São Bartolomeu Apóstolo, o testemunho da fé celebrado a 24 de agosto

A 24 de agosto a Igreja Católica celebra São Bartolomeu Apóstolo, um dos Doze escolhidos por Jesus e uma figura que, embora apareça poucas vezes nos Evangelhos, deixou uma marca profunda na história do cristianismo. A sua memória litúrgica é particularmente sentida em muitas cidades italianas e no mundo, onde é venerado como padroeiro de numerosas comunidades e protagonista de antigas festas populares que unem fé, tradição e cultura.

Segundo a tradição, Bartolomeu é identificado com Natanael, o discípulo citado no Evangelho de João. Foi o apóstolo Filipe quem o apresentou a Jesus com o célebre convite: «Vem e vê». Num primeiro momento, Natanael mostrou-se cético, questionando se de Nazaré poderia vir algo de bom. Mas o encontro com Cristo mudou completamente a sua vida. Jesus definiu-o como «um verdadeiro israelita em quem não há falsidade», reconhecendo nele um homem sincero e aberto à verdade.

Após a ressurreição de Cristo e o Pentecostes, Bartolomeu iniciou a sua missão evangelizadora. As fontes antigas e a tradição contam que levou o Evangelho a diversas regiões do Oriente, incluindo a Arábia, a Mesopotâmia, a Índia e, sobretudo, a Arménia, considerada um dos principais locais da sua pregação. Aqui, terá convertido numerosas pessoas ao cristianismo, contribuindo para a difusão da nova fé muito para além das fronteiras do Império Romano.

A tradição refere que foi precisamente na Arménia que sofreu o martírio. O relato mais conhecido narra que foi esfolado vivo e, posteriormente, decapitado por ordem das autoridades locais, motivo pelo qual, nas obras de arte, é frequentemente representado com uma faca na mão, símbolo do seu martírio, ou com a sua própria pele aos ombros. Trata-se de imagens muito fortes, que pretendem recordar a coragem com que enfrentou a morte sem renegar a fé em Cristo.

As relíquias de São Bartolomeu atravessaram os séculos seguindo um longo percurso. Depois de terem sido guardadas no Oriente, foram transferidas primeiro para Benevento e posteriormente para Roma, onde ainda hoje se encontram conservadas na Basílica de São Bartolomeu na Ilha, na Ilha Tiberina. Nas últimas décadas, este local tornou-se um importante santuário dedicado também à memória dos mártires contemporâneos, como testemunho de como o exemplo do apóstolo continua a inspirar a Igreja.

Em Itália, o culto de São Bartolomeu é muito difundido. Numerosos municípios escolheram-no como padroeiro e, todos os anos, por volta do dia 24 de agosto, organizam celebrações religiosas, procissões e festas populares. Da Ligúria à Campânia, da Toscana à Sicília, muitas comunidades renovam uma devoção secular que representa um momento de forte participação coletiva e de redescoberta das próprias raízes.

São Bartolomeu é, além disso, padroeiro de várias categorias profissionais ligadas ao trabalho da pele e dos tecidos, como curtidores, estalhadores e talhantes. Este patronato deriva precisamente da forma como, segundo a tradição, enfrentou o martírio. Para além do aspeto simbólico, a sua figura recorda, acima de tudo, a força do testemunho cristão e a disponibilidade para seguir o Evangelho mesmo nas provações mais difíceis.

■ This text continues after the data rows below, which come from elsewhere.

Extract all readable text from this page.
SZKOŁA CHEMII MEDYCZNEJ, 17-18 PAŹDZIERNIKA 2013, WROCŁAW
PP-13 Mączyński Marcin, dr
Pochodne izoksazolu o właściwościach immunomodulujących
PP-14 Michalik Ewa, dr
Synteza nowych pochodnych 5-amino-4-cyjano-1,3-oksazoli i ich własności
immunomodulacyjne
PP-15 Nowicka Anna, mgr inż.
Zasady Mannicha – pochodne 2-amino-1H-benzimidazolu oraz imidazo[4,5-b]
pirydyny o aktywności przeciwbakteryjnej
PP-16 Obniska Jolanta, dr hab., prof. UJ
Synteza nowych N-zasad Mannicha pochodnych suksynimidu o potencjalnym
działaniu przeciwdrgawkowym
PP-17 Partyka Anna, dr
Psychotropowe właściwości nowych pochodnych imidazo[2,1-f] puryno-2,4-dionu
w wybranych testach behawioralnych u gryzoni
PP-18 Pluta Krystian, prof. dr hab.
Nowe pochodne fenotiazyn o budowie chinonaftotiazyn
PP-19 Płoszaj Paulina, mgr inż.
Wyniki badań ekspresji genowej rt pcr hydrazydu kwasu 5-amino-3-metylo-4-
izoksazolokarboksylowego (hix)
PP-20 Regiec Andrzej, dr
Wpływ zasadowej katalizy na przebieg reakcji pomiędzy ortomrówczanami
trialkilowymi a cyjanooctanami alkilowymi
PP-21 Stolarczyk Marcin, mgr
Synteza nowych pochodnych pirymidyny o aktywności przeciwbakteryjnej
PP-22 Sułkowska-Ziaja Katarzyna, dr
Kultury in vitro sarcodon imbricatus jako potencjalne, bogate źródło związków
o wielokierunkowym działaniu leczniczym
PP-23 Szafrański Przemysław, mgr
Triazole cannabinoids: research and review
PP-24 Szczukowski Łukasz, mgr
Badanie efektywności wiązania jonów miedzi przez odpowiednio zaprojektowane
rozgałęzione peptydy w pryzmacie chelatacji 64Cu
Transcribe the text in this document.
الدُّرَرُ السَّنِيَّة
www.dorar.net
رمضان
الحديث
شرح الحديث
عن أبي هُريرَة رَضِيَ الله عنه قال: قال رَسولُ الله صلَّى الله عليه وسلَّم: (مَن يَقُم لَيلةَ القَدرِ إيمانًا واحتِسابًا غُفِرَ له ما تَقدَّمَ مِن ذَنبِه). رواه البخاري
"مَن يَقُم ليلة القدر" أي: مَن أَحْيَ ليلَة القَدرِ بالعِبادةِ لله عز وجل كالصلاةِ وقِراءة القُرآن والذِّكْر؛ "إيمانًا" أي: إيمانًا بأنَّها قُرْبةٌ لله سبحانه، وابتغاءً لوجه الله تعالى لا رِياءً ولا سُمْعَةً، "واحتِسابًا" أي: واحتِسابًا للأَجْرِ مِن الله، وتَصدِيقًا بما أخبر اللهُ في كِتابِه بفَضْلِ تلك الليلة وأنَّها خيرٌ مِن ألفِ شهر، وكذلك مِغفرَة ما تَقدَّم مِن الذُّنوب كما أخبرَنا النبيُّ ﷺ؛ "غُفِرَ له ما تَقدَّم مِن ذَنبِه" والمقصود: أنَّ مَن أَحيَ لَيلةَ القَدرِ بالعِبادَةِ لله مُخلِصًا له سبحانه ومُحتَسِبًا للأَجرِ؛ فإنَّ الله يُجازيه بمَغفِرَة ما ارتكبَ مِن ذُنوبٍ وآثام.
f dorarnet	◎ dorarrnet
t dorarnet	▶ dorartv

A mensagem de São Bartolomeu conserva ainda hoje uma atualidade surpreendente. A sua história ensina que a fé nasce muitas vezes de um encontro pessoal, capaz de superar dúvidas e preconceitos. Aquele simples convite de Filipe – «Vem e vê» – continua a representar uma proposta dirigida a cada homem e mulher: pôr-se a caminho sem medo, deixando-se interpelar pela verdade.

Numa época em que o diálogo e a escuta são valores cada vez mais necessários, o exemplo do apóstolo convida a manter um olhar aberto e sincero para com os outros. A sua disponibilidade para mudar de opinião após ter encontrado Jesus recorda que o coração da fé não é um conjunto de regras, mas uma relação que transforma a vida.

Por isso, a cada 24 de agosto, a memória de São Bartolomeu não é apenas a lembrança de um dos Doze Apóstolos, mas uma ocasião para refletir sobre a coragem do testemunho, a procura da verdade e a força de uma fé vivida com autenticidade. Um legado espiritual que continua a acompanhar milhões de fiéis em todo o mundo, quase dois mil anos após a sua missão.